I have trouble remembering what happened yesterday, but my brain has forever stored the lyrics to useless, senseless songs from the 1950’s.
Dungaree Doll
I wanna make a chain of paper clips and chain us together while I kiss your lips.
The kind of slow sensual song I listen to now reminds me of packing seven of us into a Volkswagen Van to drive from Portland, Oregon to New York City. Big Bush was the driver, named for the Afro that filled most of the front seat. They were street musicians who performed in Harvard Square. They played music and I read Tarot Cards.
The lyrics to Lean on me floated through the square sung by Keyo Morales, my wonderful Puerto Rican friend from Spanish Harlem. Keyo had a shaved head. He wore a hoop ear-ring (before men did such things), a tuxedo jacket over Army fatigues and red high top tennis shoes. I loved Keyo with all my heart, but so did ever other woman whoever met him, because Keyo’s love was universal, too big to be contained. Keyo sang because he wanted people to stop fighting and start smiling and dancing. His music opened their hearts.
What a lovely troupe of friends I traveled with that summer. My daughter, Kristen was there too, but I missed my son, who stayed with his disapproving father, my thankfully X-husband. Everyone welcomed Kristen as part of our traveling family.
Eager customers formed lines around the block waiting for comfort, healing, and a view of their future from the woman in the blue velvet dress. I gave each person 15 minutes and they gave me $5, which actually meant something 30 years ago. After a long night of work I hid in the public restroom and counted my money. Great wads of five dollar bills made me rich. It was enough to get us an apartment for the summer and keep us in food. Transportation was provided by Keyo, who gave me a ride to Harvard Square each day on the handlebars of his bike, my nine year old daughter perched on the cross bars between his protective arms. Women were always lined up to see him when we arrived, but I was the only one coming and going on his handlebars.

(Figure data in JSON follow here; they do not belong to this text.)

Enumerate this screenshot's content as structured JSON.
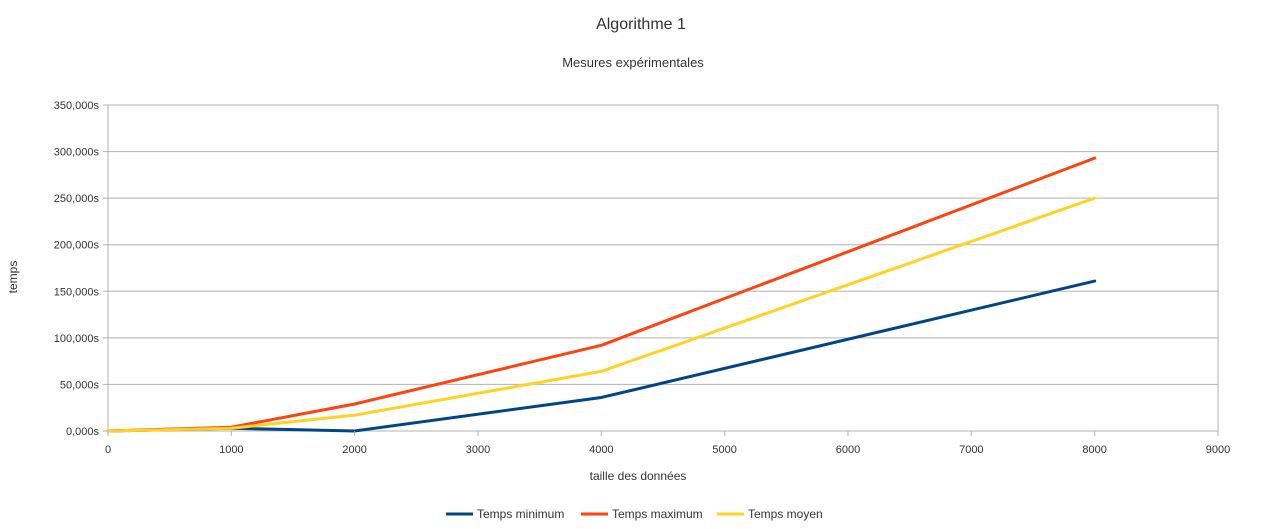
{
  "chart_data": {
    "type": "line",
    "title": "Algorithme 1",
    "subtitle": "Mesures expérimentales",
    "xlabel": "taille des données",
    "ylabel": "temps",
    "xlim": [
      0,
      9000
    ],
    "ylim": [
      0,
      350
    ],
    "x_ticks": [
      0,
      1000,
      2000,
      3000,
      4000,
      5000,
      6000,
      7000,
      8000,
      9000
    ],
    "x_tick_labels": [
      "0",
      "1000",
      "2000",
      "3000",
      "4000",
      "5000",
      "6000",
      "7000",
      "8000",
      "9000"
    ],
    "y_ticks": [
      0,
      50,
      100,
      150,
      200,
      250,
      300,
      350
    ],
    "y_tick_labels": [
      "0,000s",
      "50,000s",
      "100,000s",
      "150,000s",
      "200,000s",
      "250,000s",
      "300,000s",
      "350,000s"
    ],
    "grid": true,
    "legend_position": "bottom",
    "x": [
      0,
      1000,
      2000,
      4000,
      8000
    ],
    "series": [
      {
        "name": "Temps minimum",
        "color": "#004586",
        "values": [
          0,
          3,
          0,
          36,
          161
        ]
      },
      {
        "name": "Temps maximum",
        "color": "#ff420e",
        "values": [
          0,
          4,
          29,
          92,
          293
        ]
      },
      {
        "name": "Temps moyen",
        "color": "#ffd320",
        "values": [
          0,
          3,
          17,
          64,
          250
        ]
      }
    ]
  }
}
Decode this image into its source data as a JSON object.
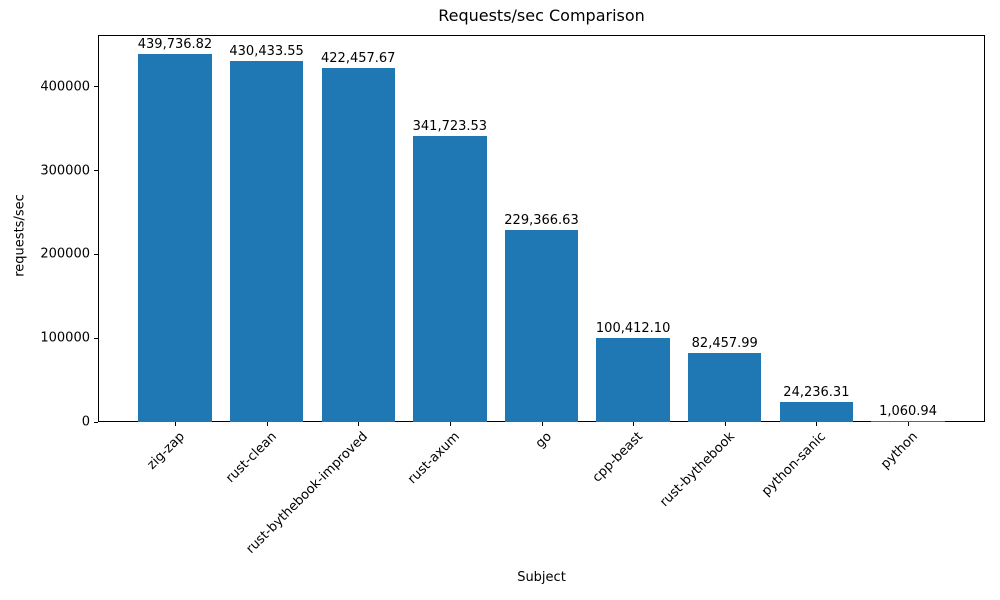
{
  "figure": {
    "title": "Requests/sec Comparison",
    "xlabel": "Subject",
    "ylabel": "requests/sec"
  },
  "chart_data": {
    "type": "bar",
    "title": "Requests/sec Comparison",
    "xlabel": "Subject",
    "ylabel": "requests/sec",
    "categories": [
      "zig-zap",
      "rust-clean",
      "rust-bythebook-improved",
      "rust-axum",
      "go",
      "cpp-beast",
      "rust-bythebook",
      "python-sanic",
      "python"
    ],
    "values": [
      439736.82,
      430433.55,
      422457.67,
      341723.53,
      229366.63,
      100412.1,
      82457.99,
      24236.31,
      1060.94
    ],
    "value_labels": [
      "439,736.82",
      "430,433.55",
      "422,457.67",
      "341,723.53",
      "229,366.63",
      "100,412.10",
      "82,457.99",
      "24,236.31",
      "1,060.94"
    ],
    "bar_color": "#1f77b4",
    "ylim": [
      0,
      462000
    ],
    "yticks": [
      0,
      100000,
      200000,
      300000,
      400000
    ],
    "ytick_labels": [
      "0",
      "100000",
      "200000",
      "300000",
      "400000"
    ],
    "x_tick_rotation_deg": 45,
    "grid": false,
    "legend": null
  }
}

When I hear dreamy loving music I remember that summer, the summer of being a nomad. How ironic that I led a gypsies life only blocks from the French Music School where I’d prepared for a career in opera. My life seemed to veer farther and farther from the mainstream every day.
Once I asked Keyo if he had ever done acid. “400 times,” he answered. Some part of me thought I should be worried, but it was the baldheaded man in red tennis shoes I felt most comfortable with. He was the person who taught me about love with no sexual expectations or conditions. Keyo was love. His life was loves statement and his music its expression. His audience recognized the lack of it in their own lives and flocked to him like a pied piper of the heart.

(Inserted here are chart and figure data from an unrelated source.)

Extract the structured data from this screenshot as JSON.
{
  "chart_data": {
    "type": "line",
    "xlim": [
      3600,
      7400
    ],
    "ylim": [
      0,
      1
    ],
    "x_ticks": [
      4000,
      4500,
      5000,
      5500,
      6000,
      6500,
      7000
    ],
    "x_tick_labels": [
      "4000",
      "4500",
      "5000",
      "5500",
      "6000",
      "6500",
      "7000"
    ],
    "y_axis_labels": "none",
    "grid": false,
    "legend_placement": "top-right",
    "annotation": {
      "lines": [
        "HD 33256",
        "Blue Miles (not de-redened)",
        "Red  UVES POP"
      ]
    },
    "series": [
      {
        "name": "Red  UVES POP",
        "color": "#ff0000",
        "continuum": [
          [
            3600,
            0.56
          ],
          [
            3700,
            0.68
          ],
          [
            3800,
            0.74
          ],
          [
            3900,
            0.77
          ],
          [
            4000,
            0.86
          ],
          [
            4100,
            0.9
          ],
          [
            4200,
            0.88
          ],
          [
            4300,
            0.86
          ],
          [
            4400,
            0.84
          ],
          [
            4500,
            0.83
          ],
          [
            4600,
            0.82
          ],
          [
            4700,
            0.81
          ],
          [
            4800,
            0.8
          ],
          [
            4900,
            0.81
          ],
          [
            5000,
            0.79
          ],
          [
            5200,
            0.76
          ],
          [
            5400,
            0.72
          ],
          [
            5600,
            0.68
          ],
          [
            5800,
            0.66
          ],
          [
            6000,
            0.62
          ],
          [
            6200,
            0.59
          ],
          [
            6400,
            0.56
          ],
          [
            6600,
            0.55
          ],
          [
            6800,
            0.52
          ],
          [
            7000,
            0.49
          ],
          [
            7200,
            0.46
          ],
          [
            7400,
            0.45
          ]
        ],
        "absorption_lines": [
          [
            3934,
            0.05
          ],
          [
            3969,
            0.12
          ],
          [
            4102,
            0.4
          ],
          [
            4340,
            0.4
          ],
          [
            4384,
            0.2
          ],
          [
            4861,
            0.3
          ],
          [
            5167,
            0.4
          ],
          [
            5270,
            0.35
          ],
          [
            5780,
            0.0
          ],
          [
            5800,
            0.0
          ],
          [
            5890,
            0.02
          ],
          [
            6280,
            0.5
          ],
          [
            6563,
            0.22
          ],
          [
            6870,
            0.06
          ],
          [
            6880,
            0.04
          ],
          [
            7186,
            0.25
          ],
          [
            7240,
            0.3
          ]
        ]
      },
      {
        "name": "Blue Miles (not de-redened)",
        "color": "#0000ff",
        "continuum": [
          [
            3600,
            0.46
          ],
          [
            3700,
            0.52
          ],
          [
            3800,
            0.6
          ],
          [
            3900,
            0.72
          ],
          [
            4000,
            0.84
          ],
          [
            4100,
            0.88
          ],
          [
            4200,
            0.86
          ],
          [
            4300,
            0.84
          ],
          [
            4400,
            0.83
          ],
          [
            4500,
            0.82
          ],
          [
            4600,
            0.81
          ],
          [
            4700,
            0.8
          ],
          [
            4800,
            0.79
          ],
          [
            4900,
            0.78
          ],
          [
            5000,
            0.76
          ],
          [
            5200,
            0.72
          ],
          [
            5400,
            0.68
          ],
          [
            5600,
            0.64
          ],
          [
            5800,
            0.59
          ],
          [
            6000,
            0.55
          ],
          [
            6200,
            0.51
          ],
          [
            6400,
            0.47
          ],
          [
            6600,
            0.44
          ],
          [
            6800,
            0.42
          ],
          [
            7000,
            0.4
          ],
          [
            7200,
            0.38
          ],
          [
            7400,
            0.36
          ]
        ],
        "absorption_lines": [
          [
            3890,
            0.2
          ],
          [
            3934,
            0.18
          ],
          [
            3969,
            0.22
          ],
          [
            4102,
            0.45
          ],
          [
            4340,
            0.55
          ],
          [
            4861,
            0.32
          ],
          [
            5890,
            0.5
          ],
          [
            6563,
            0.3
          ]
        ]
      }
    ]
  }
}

I returned to Portland in the fall on The Grey Rabbit Hippie Bus, all of us crowded together like bunched asparagus. No room to move or breathe. They let us out in California and we hitchhiked back to Portland. Keyo stayed. I heard he moved in with a Native American woman in the winter. I tried to imagine a female vast enough to encompass his energy and love.
I felt sad and more than a little jealous, yet I knew he’d been there as my teacher and deepest friend; holding him was like holding the wind.